The spat "is totally overcome for the government of Mexico," Ambassador
Pedro Joaquin Coldwell said on return to Havana on Saturday, according
to
the Mexican government's Notimex news agency.
Mexico withdrew Joaquin Coldwell on December 4, two days after Castro
seemed to criticize Mexico's free trade pact with the United States and
suggested that Mexican youth knew more about Mickey Mouse than about
their national heroes.
It was an unprecedented, if relatively minor diplomatic row between Cuba
and one of its best friends. Mexico is the only Latin American nation which
never broke ties with Cuba under U.S. pressure in the 1960s.
On Friday, Castro sent Foreign Minister Roberto Robaina to Mexico City
with a public letter expressing love for Mexico and apologizing if his
comments had given offense.
Cuban leader 'loves, admires Mexico'
Cuban independence hero Jose Marti "taught us to love Mexico, the country
I love and admire more than any other," Castro said in the letter.
Castro wrote that if "one single Mexican feels offended by my words, I
have
no objection at all to apologizing."
But he insisted that "at no moment did the idea or plan to offend or injure
Mexico pass through my mind."
"This message erases any doubt that their might have been about the feelings
of the president of Cuba toward Mexico," Joaquin Coldwell said in Havana.
Castro said his comments were taken out of context due to "bad
information, bad interpretation or bad intention" and said his spoken
comments did not convey his meaning when they were written.

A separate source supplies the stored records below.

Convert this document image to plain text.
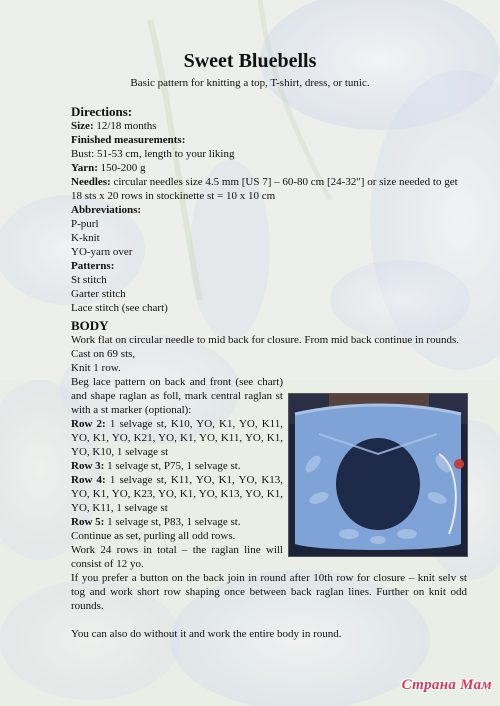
Sweet Bluebells
Basic pattern for knitting a top, T-shirt, dress, or tunic.

Directions:

Size: 12/18 months

Finished measurements:

Bust: 51-53 cm, length to your liking

Yarn: 150-200 g

Needles: circular needles size 4.5 mm [US 7] – 60-80 cm [24-32"] or size needed to get 18 sts x 20 rows in stockinette st = 10 x 10 cm

Abbreviations:

P-purl

K-knit

YO-yarn over

Patterns:

St stitch

Garter stitch

Lace stitch (see chart)

BODY

Work flat on circular needle to mid back for closure. From mid back continue in rounds.

Cast on 69 sts,

Knit 1 row.

Beg lace pattern on back and front (see chart) and shape raglan as foll, mark central raglan st with a st marker (optional):

Row 2: 1 selvage st, K10, YO, K1, YO, K11, YO, K1, YO, K21, YO, K1, YO, K11, YO, K1, YO, K10, 1 selvage st

Row 3: 1 selvage st, P75, 1 selvage st.

Row 4: 1 selvage st, K11, YO, K1, YO, K13, YO, K1, YO, K23, YO, K1, YO, K13, YO, K1, YO, K11, 1 selvage st

Row 5: 1 selvage st, P83, 1 selvage st.

Continue as set, purling all odd rows.

Work 24 rows in total – the raglan line will consist of 12 yo.

If you prefer a button on the back join in round after 10th row for closure – knit selv st tog and work short row shaping once between back raglan lines. Further on knit odd rounds.

You can also do without it and work the entire body in round.

Страна Мам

He said that he was speaking informally and in jest to an intimate audience
of
friends when he suggested that in joining the OECD, Mexicans might "leave
us in the town of misery and move into an aristocratic neighborhood."
Castro lauded Cuban-Mexican relations dating back to the Spanish
conquest of the Americas and including his own exile in Mexico, from which
he launched his revolutionary return to Cuba.
He also criticized U.S. policies toward Latin America.
"In a globalized and ever-more economically integrated world, it is criminal
that men, women and children die because they are forbidden the same
freedom of movement" granted to capital and merchandise, Castro said in
his letter, alluding to Mexico's free trade agreement with the United States.
Mexicans and Mickey Mouse
Castro defended his criticism of the U.S. "cultural invasion" of Latin
America, saying he meant to "defend all the children of the hemisphere"
when he suggested that many know more about Mickey Mouse than their
own national heroes.
He called U.S. cultural influence "the nuclear weapon of the 21st century
for
dominion of the world."
He said the U.S. attack on Iraq shows "the world order established by a
very close neighbor shared by Mexico as well as Cuba."
"At such a moment is it worth it to speak of real or simply imaginary
differences between Mexicans and Cubans?" he asked.